Greene, a vaccine conspiracy theorist, sparked fireworks at the hearing with her antics, including by refusing to call Fauci “doctor” and calling for him to be prosecuted for “crimes against humanity.”

Fauci said incidents like this one typically cause a spike in violent threats against him.

“It’s a pattern, Kaitlan, that whenever somebody gets up — whether it’s news media, Fox News does it a lot — or it’s somebody in the Congress who gets up and makes a public statement that I’m responsible for the deaths of x number of people because of policies or some crazy idea that I created the virus, immediately, it’s like clockwork, the death threats go way up,” Fauci said.

“So that’s the reason why I’m still getting death threats, when you have performances like that unusual performance by Marjorie Taylor Greene in today’s hearing, those are the kinds of things that drive up the death threats because there are a segment of the population out there that believe that kind of nonsense,” he added.

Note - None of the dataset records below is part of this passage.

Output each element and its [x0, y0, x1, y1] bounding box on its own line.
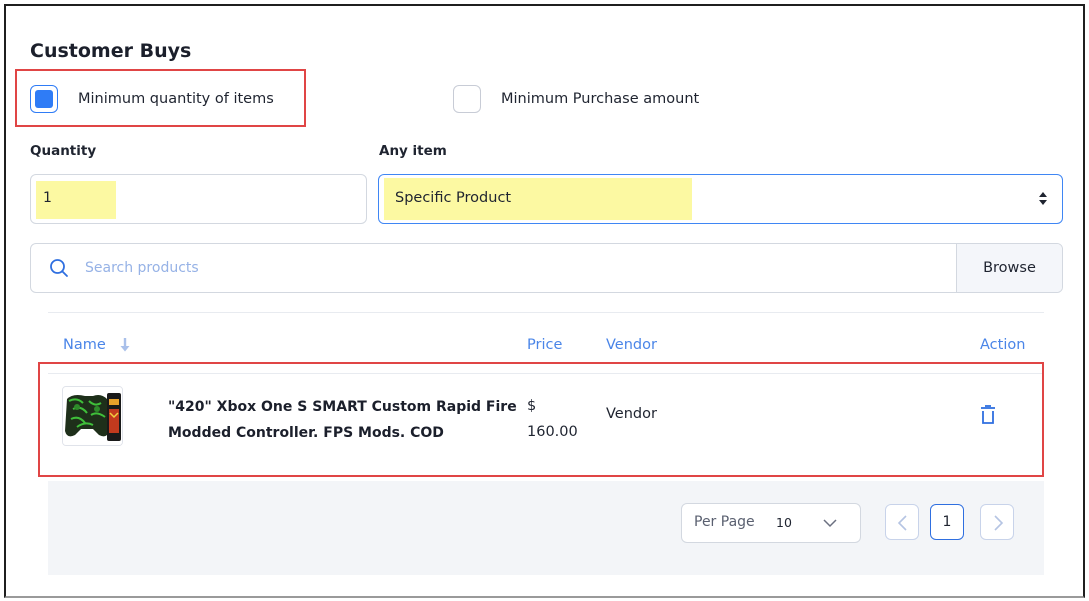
search-input[interactable] — [85, 244, 955, 292]
option-label: Minimum quantity of items — [78, 91, 274, 107]
column-name[interactable]: Name — [63, 337, 106, 353]
quantity-input[interactable]: 1 — [30, 174, 367, 224]
chevron-right-icon — [994, 515, 1004, 531]
chevron-left-icon — [897, 515, 907, 531]
arrow-down-icon[interactable] — [118, 336, 132, 354]
page-number: 1 — [942, 514, 952, 530]
option-minimum-purchase[interactable]: Minimum Purchase amount — [453, 85, 699, 113]
browse-button[interactable]: Browse — [956, 244, 1062, 292]
page-button-current[interactable]: 1 — [930, 504, 964, 540]
per-page-label: Per Page — [694, 514, 755, 530]
any-item-selected: Specific Product — [395, 190, 512, 206]
column-action: Action — [980, 337, 1026, 353]
select-arrows-icon — [1038, 191, 1048, 207]
quantity-value: 1 — [43, 190, 52, 206]
search-icon — [50, 259, 68, 277]
column-price: Price — [527, 337, 563, 353]
checkbox-minimum-quantity[interactable] — [30, 85, 58, 113]
search-bar: Browse — [30, 243, 1063, 293]
option-minimum-quantity[interactable]: Minimum quantity of items — [30, 85, 274, 113]
checkbox-minimum-purchase[interactable] — [453, 85, 481, 113]
section-title: Customer Buys — [30, 40, 192, 62]
annotation-box-product-row — [38, 362, 1044, 477]
any-item-label: Any item — [379, 143, 447, 159]
prev-page-button[interactable] — [885, 504, 919, 540]
any-item-select[interactable]: Specific Product — [378, 174, 1063, 224]
quantity-label: Quantity — [30, 143, 97, 159]
per-page-select[interactable]: Per Page 10 — [681, 503, 861, 543]
table-footer: Per Page 10 1 — [48, 481, 1044, 575]
option-label: Minimum Purchase amount — [501, 91, 700, 107]
next-page-button[interactable] — [980, 504, 1014, 540]
chevron-down-icon — [823, 519, 837, 528]
per-page-value: 10 — [776, 515, 792, 530]
column-vendor: Vendor — [606, 337, 657, 353]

Earlier in the interview, he suggested the hostility at Monday’s hearing was not productive, pointing out that he had “testified literally hundreds of times” before Congress during his nearly 40 years as director of the National Institute of Allergy and Infectious Diseases.

He said the vitriol that played out in the hearing “was really quite unfortunate, because the purpose of hearings are to try and figure out how we can do better so that next time, if and when we are faced with a pandemic, we’d be better prepared and we could benefit, if mistakes were made, we identify them, and we try to correct them for the future.”

“That’s not what we saw today, as shown by the clip you showed with Marjorie Taylor Greene,” he added. “I mean, that was nothing about trying to do better, unfortunately.”

Until his departure from public office in 2022, Fauci was the lead advisor to the government’s response to the COVID-19 pandemic.